Sejak diundangkannya UU No. 11 tahun 2020 tentang Cipta Kerja yang penuh kontroversi, karena tidak melibatkan publik pada saat pembuatan draft RUU Cipta kerja, mengakibatkan banyak dari kalangan masyarakat yang mengajukan uji materi ke Mahkamah Konstitusi Republik Indonesia, dan kemudian oleh Mahkamah Konstitusi, UU No. 11 tahun 2020 tentang Cipta Kerja dinyatakan inkonstitusional bersyarat.
Dalam perjalanannya, UU No. 11 tahun 2020 tentang Cipta Kerja, akhirnya dinyatakan tidak berlaku atau dihapus dengan dikeluarkannya Peraturan Pemerintah Pengganti Undang-undang (Perppu) No 2 tahun 2022 tentang Cipta kerja dan kemudian ditetapkan menjadi UU dengan diterbitkannya UU No.6 tahun 2023 tentang Cipta Kerja (selanjutnya disingkat menjadi UUCK).
Dengan diberlakukannya UUCK ini, maka pekerja atau buruh atau karyawan atau pegawai swasta, dan pengusaha, harus menyesuaikan, mematuhi dan melaksanakan aturan ketenagakerjaan ini.
Meskipun disebut sebagai undang-undang, faktanya UU No 6 tahun 2023 tentang Cipta Kerja pada dasarnya hanya mengubah saja beberapa pasal yang ada di UU No. 13 tahun 2003 tentang Ketenagakerjaan (selanjutnya disingkat menjadi UUK), tentu saja kata “mengubah” harus diartikan sebagai menambah atau menyisipkan, atau menghapus pasal atau ayat yang lama menjadi pasal atau ayat yang baru.

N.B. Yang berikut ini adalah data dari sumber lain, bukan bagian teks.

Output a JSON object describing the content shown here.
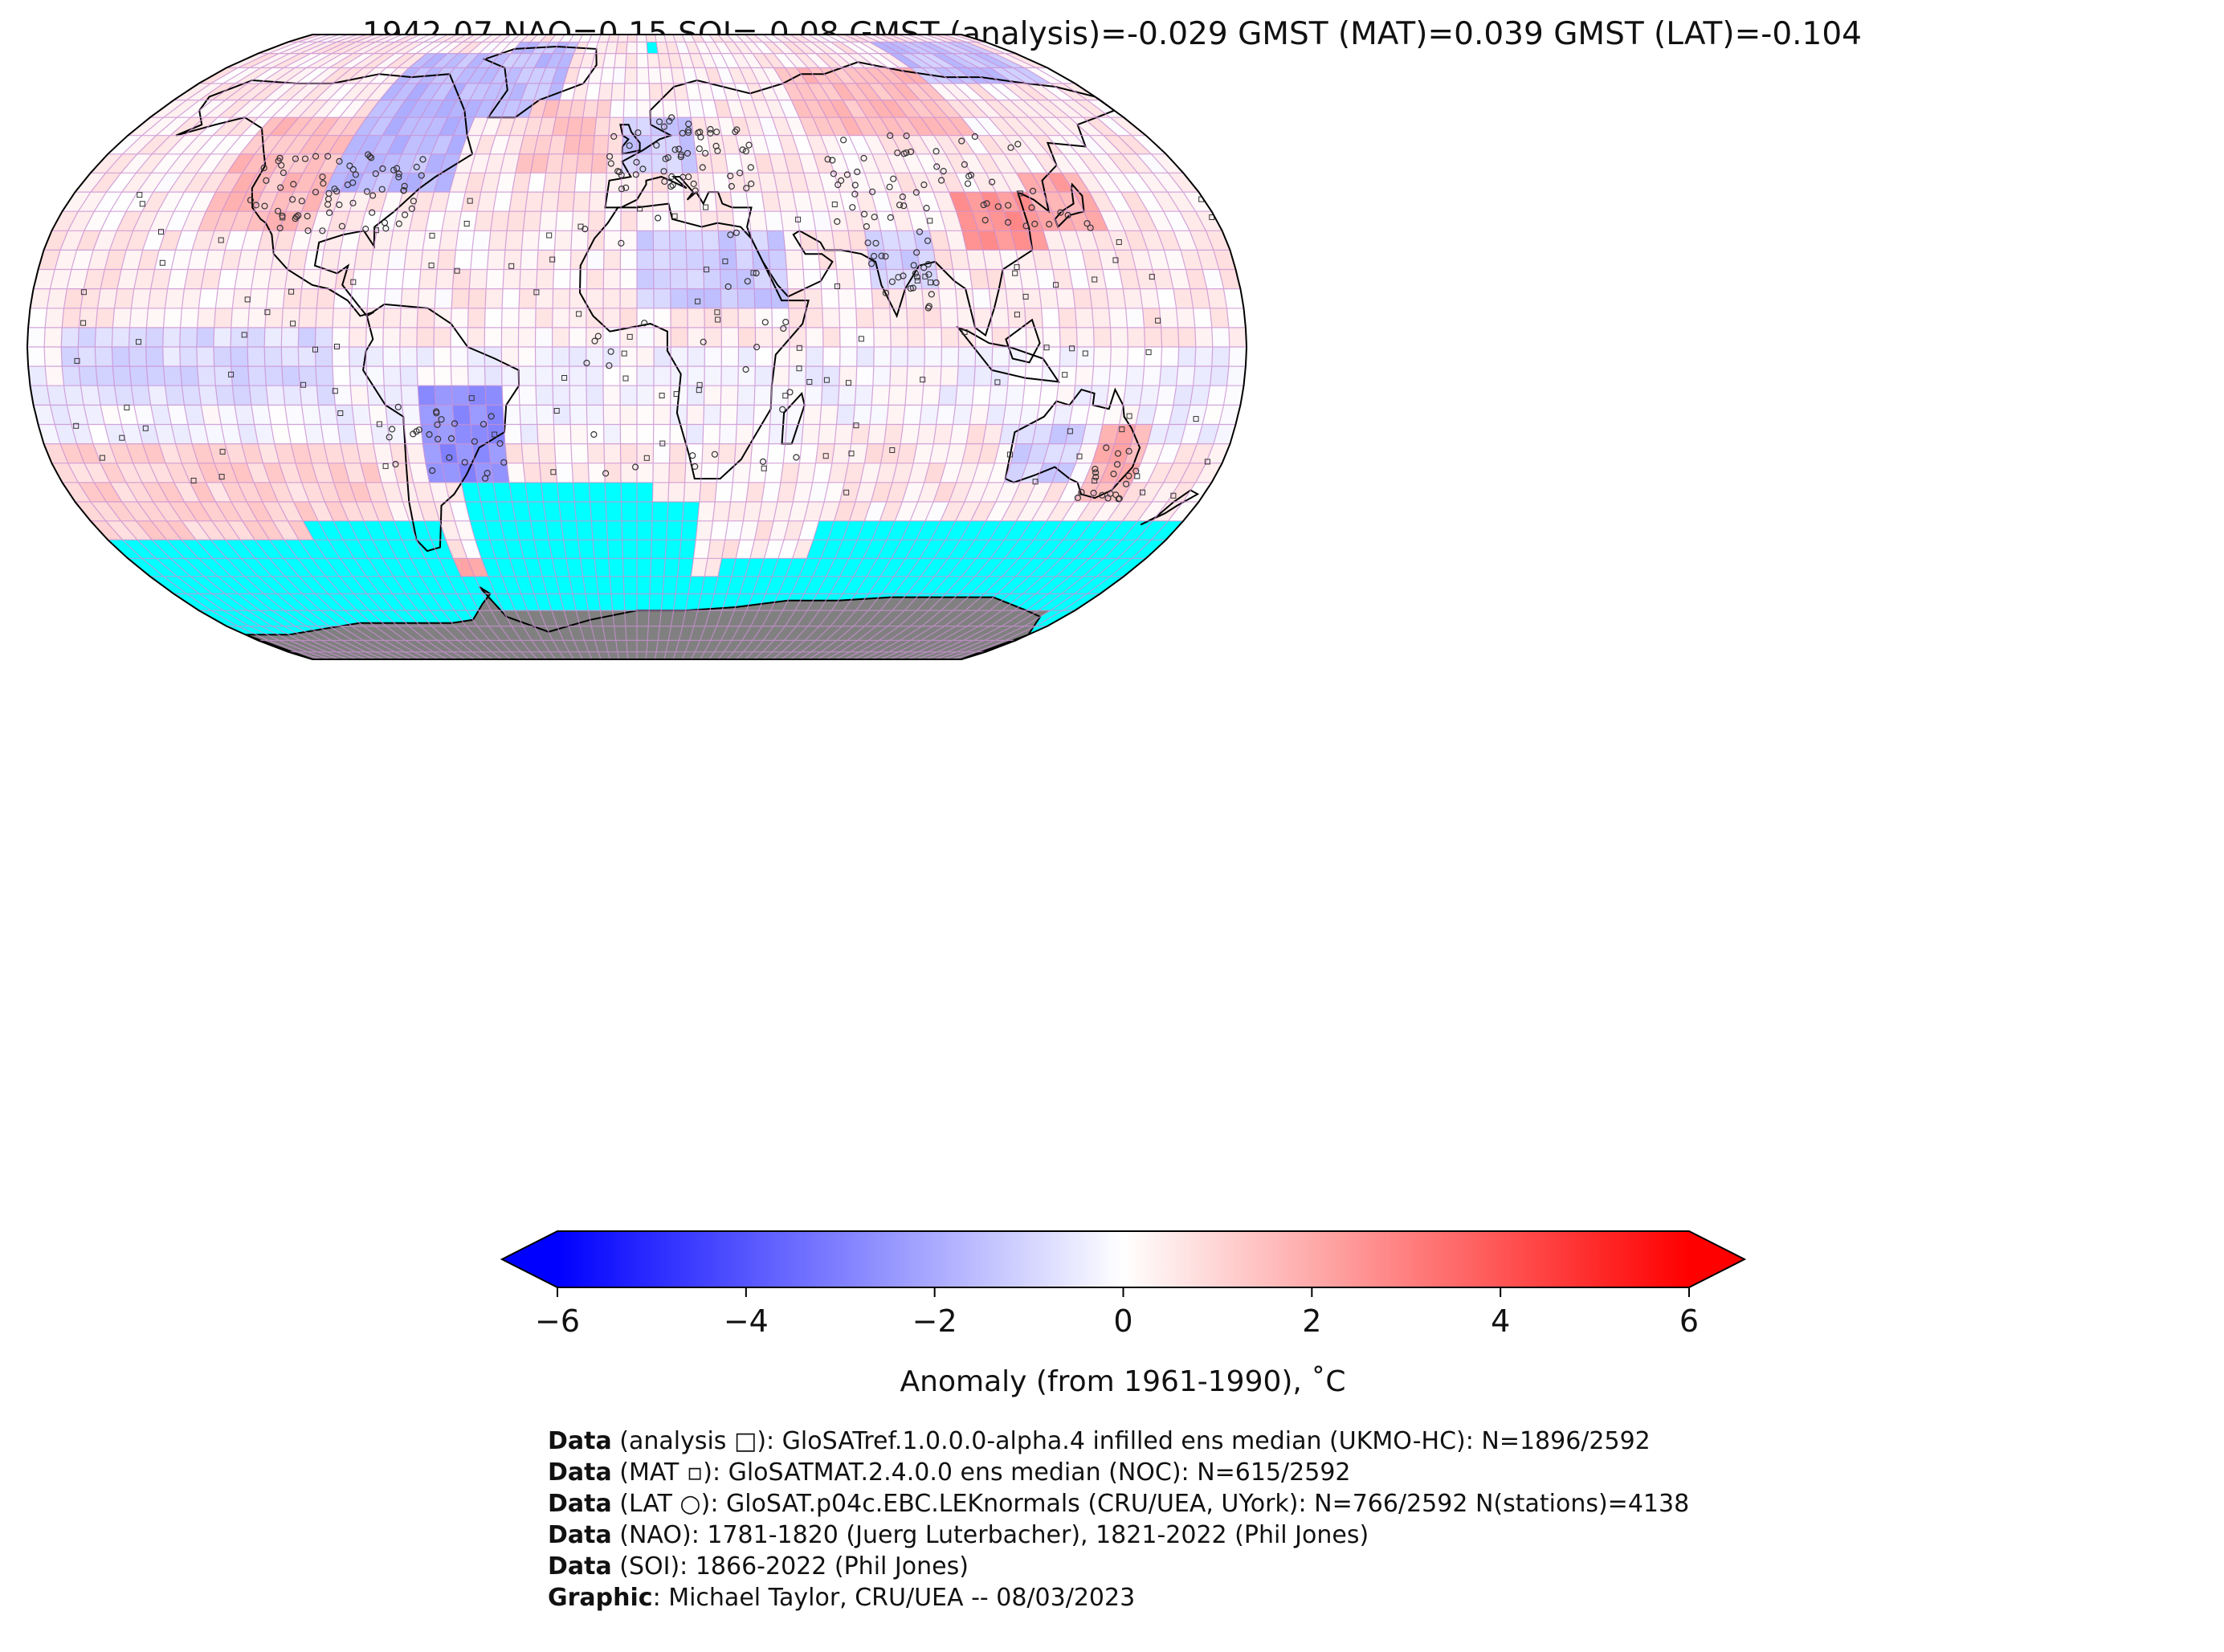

Perubahan beberapa pasal dan atau ayat yang ada di UU No. 13 tahun 2003 tentang Ketenagakerjaan, yang dituangkan dalam UU No. 6 tahun 2023 tentang Cipta Kerja, meskipun isinya ada beberapa yang nilainya lebih baik dari UUK, namun secara umum, nilainya secara kualitas maupun kuantitas menjadi menurun, sederhananya UUCK ini “mempermudah PHK, dan mempermurah pesangon” yang menyebabkan adanya penolakan dan demonstrasi besarbesaran oleh kalangan buruh di seluruh Indonesia.

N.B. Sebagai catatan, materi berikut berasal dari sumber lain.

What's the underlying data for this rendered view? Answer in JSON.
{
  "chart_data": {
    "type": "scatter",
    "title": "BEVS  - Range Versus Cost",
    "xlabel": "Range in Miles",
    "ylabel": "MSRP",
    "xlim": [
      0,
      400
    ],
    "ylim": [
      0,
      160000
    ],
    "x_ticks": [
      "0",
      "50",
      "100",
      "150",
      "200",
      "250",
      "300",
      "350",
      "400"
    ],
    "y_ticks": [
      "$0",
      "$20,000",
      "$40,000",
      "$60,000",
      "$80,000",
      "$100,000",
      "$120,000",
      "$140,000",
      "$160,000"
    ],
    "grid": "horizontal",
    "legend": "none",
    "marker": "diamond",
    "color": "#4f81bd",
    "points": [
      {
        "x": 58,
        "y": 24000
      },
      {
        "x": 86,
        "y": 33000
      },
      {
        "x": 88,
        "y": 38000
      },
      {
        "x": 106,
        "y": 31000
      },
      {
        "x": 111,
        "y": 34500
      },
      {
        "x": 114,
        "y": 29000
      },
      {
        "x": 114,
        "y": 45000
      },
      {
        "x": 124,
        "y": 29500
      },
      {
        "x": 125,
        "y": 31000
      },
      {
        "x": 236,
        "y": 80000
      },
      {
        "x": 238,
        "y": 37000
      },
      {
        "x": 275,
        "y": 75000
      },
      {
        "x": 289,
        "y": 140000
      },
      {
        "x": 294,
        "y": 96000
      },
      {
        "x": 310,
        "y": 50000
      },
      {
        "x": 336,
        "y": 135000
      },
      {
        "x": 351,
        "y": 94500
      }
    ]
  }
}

Karena hanya mengubah beberapa pasal saja dari UU No.13 tahun 2003 tentang ketenagakerjaan, maka pada dasarnya, UU No. 13 tahun 2003 tentang Ketenagakerjaan masih tetap berlaku, kecuali terhadap pasal-pasal atau ayat-ayat yang dilakukan perubahan yang dituangkan dalam UU No. 6 tahun 2023 tentang Cipta Kerja.
Sayangnya, masih banyak kalangan buruh atau serikat buruh yang beranggapan bahwa UU No. 13 tahun 2003 tentang Ketenagakerjaan sudah tidak berlaku lagi seluruhnya, dan yang berlaku sekarang ini adalah UU No 6 tahun 2023 tentang Cipta Kerja. Pandangan yang salah dalam memahami perubahan ini membuat sebagian pengurus serikat buruh menjadi gamang.

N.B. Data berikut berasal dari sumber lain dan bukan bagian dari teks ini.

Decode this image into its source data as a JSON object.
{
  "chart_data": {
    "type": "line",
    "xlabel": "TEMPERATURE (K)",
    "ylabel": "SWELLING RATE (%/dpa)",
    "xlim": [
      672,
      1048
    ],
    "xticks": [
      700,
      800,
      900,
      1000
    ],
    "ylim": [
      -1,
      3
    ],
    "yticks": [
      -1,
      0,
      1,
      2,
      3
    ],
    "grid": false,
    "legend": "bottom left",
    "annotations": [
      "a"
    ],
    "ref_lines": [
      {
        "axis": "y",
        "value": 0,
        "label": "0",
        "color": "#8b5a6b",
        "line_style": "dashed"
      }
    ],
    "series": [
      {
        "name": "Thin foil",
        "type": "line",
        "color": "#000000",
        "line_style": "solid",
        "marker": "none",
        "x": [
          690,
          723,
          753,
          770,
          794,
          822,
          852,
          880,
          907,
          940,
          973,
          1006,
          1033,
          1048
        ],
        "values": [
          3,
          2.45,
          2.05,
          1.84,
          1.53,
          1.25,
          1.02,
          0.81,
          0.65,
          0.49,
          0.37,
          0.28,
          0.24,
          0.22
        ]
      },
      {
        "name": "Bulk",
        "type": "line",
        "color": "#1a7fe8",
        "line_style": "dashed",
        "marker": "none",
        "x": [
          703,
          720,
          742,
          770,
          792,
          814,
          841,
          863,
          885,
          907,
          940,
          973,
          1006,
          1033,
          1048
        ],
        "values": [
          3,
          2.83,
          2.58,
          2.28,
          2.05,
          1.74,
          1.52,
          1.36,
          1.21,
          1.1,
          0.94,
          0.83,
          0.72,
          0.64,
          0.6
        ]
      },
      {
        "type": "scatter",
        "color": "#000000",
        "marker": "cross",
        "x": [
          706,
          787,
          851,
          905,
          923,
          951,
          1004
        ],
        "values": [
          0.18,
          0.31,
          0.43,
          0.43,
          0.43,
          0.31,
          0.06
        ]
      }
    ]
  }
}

Kegamangan serta anggapan yang salah dari serikat buruh dalam menghadapi perubahan, dalam hal ini dengan diberlakukannya UUCK, kemudian dimanfaatkan oleh sebagian pengusaha untuk menegosiasikan Perjanjian Kerja Bersama (PKB) dengan pokok bahasan mengubah pasalpasal di dalam PKB agar disesuaikan dengan aturan yang tertuang dalam UU No. 6 tentang Cipta Kerja.
Anggapan yang salah ini kemudian berlanjut menjadi pemahaman yang salah, dimana banyak serikat buruh yang berpikir bahwa perubahan isi PKB agar sesuai dengan aturan yang ada di dalam UUCK adalah perubahan yang menjadi sebuah keharusan, jadi apapun isi PKB yang tidak sesuai dengan UUCK harus dilakukan perubahan agar sesuai dengan UUCK. Ini adalah anggapan yang salah kaprah.
Pernyataan di atas pada dasarnya tidak sepenuhnya salah, namun juga tidak sepenuhnya benar, tergantung dengan kondisi dari isi PKB yang dibandingkan dengan isi UUCK.
Pernyataan bahwa isi
yang ada di dalam PKB harus menyesuaikan dengan aturan yang tercantum di UUCK
pada dasarnya harus di lihat dari beberapa kondisi yaitu sebagai berikut:
1. Kondisi dimana isi PKB, nilainya lebih
rendah dibandingkan dengan aturan yang tertuang didalam UUCK.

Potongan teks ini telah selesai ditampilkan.